自分ダミーヘッドサービスの効果をオフにして聴き比べると、新旧のイヤホン比較のように全く違うほど差は大きい。それでいて変わったのはソフトウェアのみで振動板やSoCなどの変化は全くないのだ。
ここまで手のかかるサービスを提供するfinalの意気込み
それでは、自分ダミーヘッドサービスによってZE8000のなにが具体的に変わるのだろうか? ZE8000のDSPが担当する8Kサウンドの計算アルゴリズム自体が個人向けに書き換わり、イヤホンの基本ソフトウェアの一部がいわば「佐々木専用8Kサウンド」になるという。つまり、他人に最適化したZE8000を聴いてもいい音にはならないという。自分ダミーヘッドサービスの適用で、オリジナルのZE8000の音質が向上したわけではなく、私向きの音になったのだ。
改良の効果は録音された音楽を聴くことを前提にして、コンテンツの音色が正しく聞こえるようになるということなので、私の感じた変化は正しいものであるように思う。
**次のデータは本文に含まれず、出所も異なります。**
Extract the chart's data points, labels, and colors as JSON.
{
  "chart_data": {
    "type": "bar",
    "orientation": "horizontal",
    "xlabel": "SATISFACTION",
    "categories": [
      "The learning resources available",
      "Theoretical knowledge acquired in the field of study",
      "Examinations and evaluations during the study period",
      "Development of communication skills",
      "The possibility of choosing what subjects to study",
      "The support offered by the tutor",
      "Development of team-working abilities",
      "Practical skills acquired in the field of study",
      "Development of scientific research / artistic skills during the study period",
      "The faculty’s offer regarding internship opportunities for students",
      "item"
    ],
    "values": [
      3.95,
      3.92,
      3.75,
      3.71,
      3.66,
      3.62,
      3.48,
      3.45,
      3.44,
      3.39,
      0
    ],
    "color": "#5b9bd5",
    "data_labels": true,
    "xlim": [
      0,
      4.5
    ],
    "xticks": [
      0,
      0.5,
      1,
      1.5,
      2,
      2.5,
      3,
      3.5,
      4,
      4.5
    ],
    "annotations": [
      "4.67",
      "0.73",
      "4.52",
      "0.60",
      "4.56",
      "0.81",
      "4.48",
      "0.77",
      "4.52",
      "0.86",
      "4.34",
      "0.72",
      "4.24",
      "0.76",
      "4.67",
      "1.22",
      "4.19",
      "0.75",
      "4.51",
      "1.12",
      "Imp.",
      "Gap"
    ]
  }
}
また、当初アナウンスされた際には、カスタムイヤーピースとセットで提供すると案内されていたが、最終的に専用シリコンイヤーピースを採用することに変更したのはそのほうが正しく効果を適用できることが分かったからだそうだ。
カスタムイヤーピースでなくなったことは、サービスがスケールダウンしたようにも思えてしまうが、実際に体験してみると自分ダミーヘッドサービスの本質はそこではないと気がついた。当初からこのサービスの目的は「内部のカスタム化」が主目的であり、外側のカスタム化はそれを担保するための従目的でしかないからだ。実際に外観の変化はわずかだが、音質の変化はとても大きい。
この自分ダミーヘッドサービスはこれまでのイヤホンの歴史、あるいはオーディオの歴史においても類例がないようなサービスだ。最適化の計算は、耳介だけでなく上半身全体を対象とした864箇所の計測ポイントを用いた形状データに基づき、COMSOLの物理シミュレーションで音響物理量を緻密に導出するものだ。専用のワークステーションを占有してひとり当たり7時間近くかかるという。
これだけの手間をかけて、ソフトウェアの書き換えができるのは、たったひとつのイヤホンだけである。普通の会社では、とてもコストに見合わないだろう。それを将来技術への投資と割り切って提供するのが、技術の会社であるfinalらしさと言える。
なお、一般向けのサービス開始は2024年1月中旬中旬から2月中旬にかけて予定されているが、一次募集はすでに終了している。興味のある人は二次募集の開始を楽しみに待っていてほしい。一般向けのサービス価格は5万5000円だ。